Iranian state news agency IRNA reported late Thursday that Araghchi had arrived in Muscat for the talks.

Iran’s foreign ministry said Thursday evening that it had a “responsibility not to miss any opportunity to use diplomacy” to preserve peace, adding it hoped Washington would participate in the discussions “with responsibility, realism and seriousness”.

Trump has not ruled out military action

The meeting comes just under a month after the peak of a wave of nationwide protests in Iran against the clerical leadership, which rights groups say were repressed with an unprecedented crackdown that has left thousands dead.

“They’re negotiating,” Trump said of Iran on Thursday.

“They don’t want us to hit them, we have a big fleet going there,” he added, referring to the aircraft carrier group he has repeatedly called an “armada”.

Trump initially threatened military action against Tehran over its crackdown on protesters and even told demonstrators “help is on its way”.

But his rhetoric in recent days has focused on reining in the Iranian nuclear programme, which the West fears is aimed at making a bomb.

US Vice President JD Vance told SiriusXM in an interview broadcast Wednesday that Trump would “keep his options open”.
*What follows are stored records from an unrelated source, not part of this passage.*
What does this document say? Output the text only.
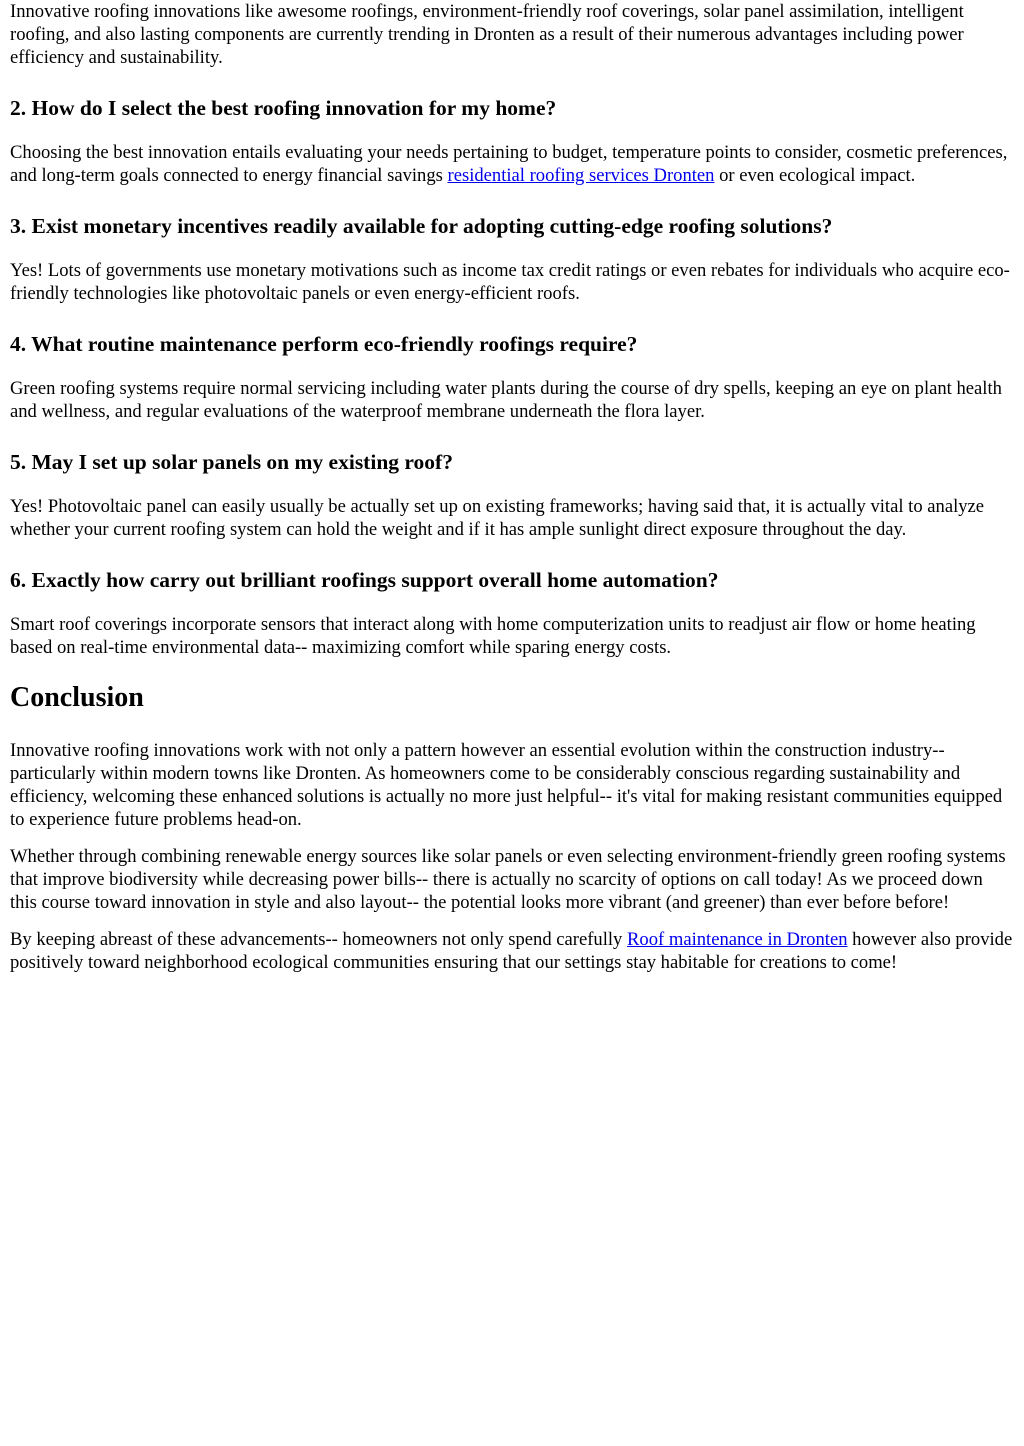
Innovative roofing innovations like awesome roofings, environment-friendly roof coverings, solar panel assimilation, intelligent roofing, and also lasting components are currently trending in Dronten as a result of their numerous advantages including power efficiency and sustainability.

2. How do I select the best roofing innovation for my home?

Choosing the best innovation entails evaluating your needs pertaining to budget, temperature points to consider, cosmetic preferences, and long-term goals connected to energy financial savings residential roofing services Dronten or even ecological impact.

3. Exist monetary incentives readily available for adopting cutting-edge roofing solutions?

Yes! Lots of governments use monetary motivations such as income tax credit ratings or even rebates for individuals who acquire eco-friendly technologies like photovoltaic panels or even energy-efficient roofs.

4. What routine maintenance perform eco-friendly roofings require?

Green roofing systems require normal servicing including water plants during the course of dry spells, keeping an eye on plant health and wellness, and regular evaluations of the waterproof membrane underneath the flora layer.

5. May I set up solar panels on my existing roof?

Yes! Photovoltaic panel can easily usually be actually set up on existing frameworks; having said that, it is actually vital to analyze whether your current roofing system can hold the weight and if it has ample sunlight direct exposure throughout the day.

6. Exactly how carry out brilliant roofings support overall home automation?

Smart roof coverings incorporate sensors that interact along with home computerization units to readjust air flow or home heating based on real-time environmental data-- maximizing comfort while sparing energy costs.

Conclusion

Innovative roofing innovations work with not only a pattern however an essential evolution within the construction industry-- particularly within modern towns like Dronten. As homeowners come to be considerably conscious regarding sustainability and efficiency, welcoming these enhanced solutions is actually no more just helpful-- it's vital for making resistant communities equipped to experience future problems head-on.

Whether through combining renewable energy sources like solar panels or even selecting environment-friendly green roofing systems that improve biodiversity while decreasing power bills-- there is actually no scarcity of options on call today! As we proceed down this course toward innovation in style and also layout-- the potential looks more vibrant (and greener) than ever before before!

By keeping abreast of these advancements-- homeowners not only spend carefully Roof maintenance in Dronten however also provide positively toward neighborhood ecological communities ensuring that our settings stay habitable for creations to come!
“He is going to talk to everybody, he is going to try to accomplish what he can through non-military means and if he feels like the military is the only option then he is ultimately going to choose that,” Vance said.

- ‘Inflexibility’ towards US demands -

German Chancellor Friedrich Merz, speaking in the Qatari capital Doha, urged Iran’s leadership to “truly enter talks”, saying there was a “great fear of military escalation in the region”.

Turkish President Recep Tayyip Erdogan was quoted by Turkish newspapers as saying: “So far, I see that the parties want to make room for diplomacy,” adding that conflict was “not the solution”.

There had been tensions in the run-up to the talks over whether the meeting should also include regional countries and address Tehran’s support of proxies and its ballistic missile programmes, two US concerns that Iran resisted.

Iran has warned it will hit back against any attack

Citing unnamed Iranian officials, the New York Times said the United States agreed the talks would exclude regional actors, and while the meeting would focus on the nuclear issue, it would also discuss missiles and militant groups “with the goal of coming up with a framework for a deal”.

“Iran continues to show inflexibility toward addressing US demands, which reduces the likelihood that Iran and the United States will be able to reach a diplomatic solution,” the US-based Institute for the Study of War said.

With the American threats of military action still looming, the United States has maneuvered a naval group led by aircraft carrier USS Abraham Lincoln into the region, while Iran has repeatedly vowed it will hit back at US bases if attacked.

“We are ready to defend and it is the US president who must choose between compromise or war,” state television on Thursday quoted army spokesman General Mohammad Akraminia as saying, warning that Iran has “easy” access to US regional bases.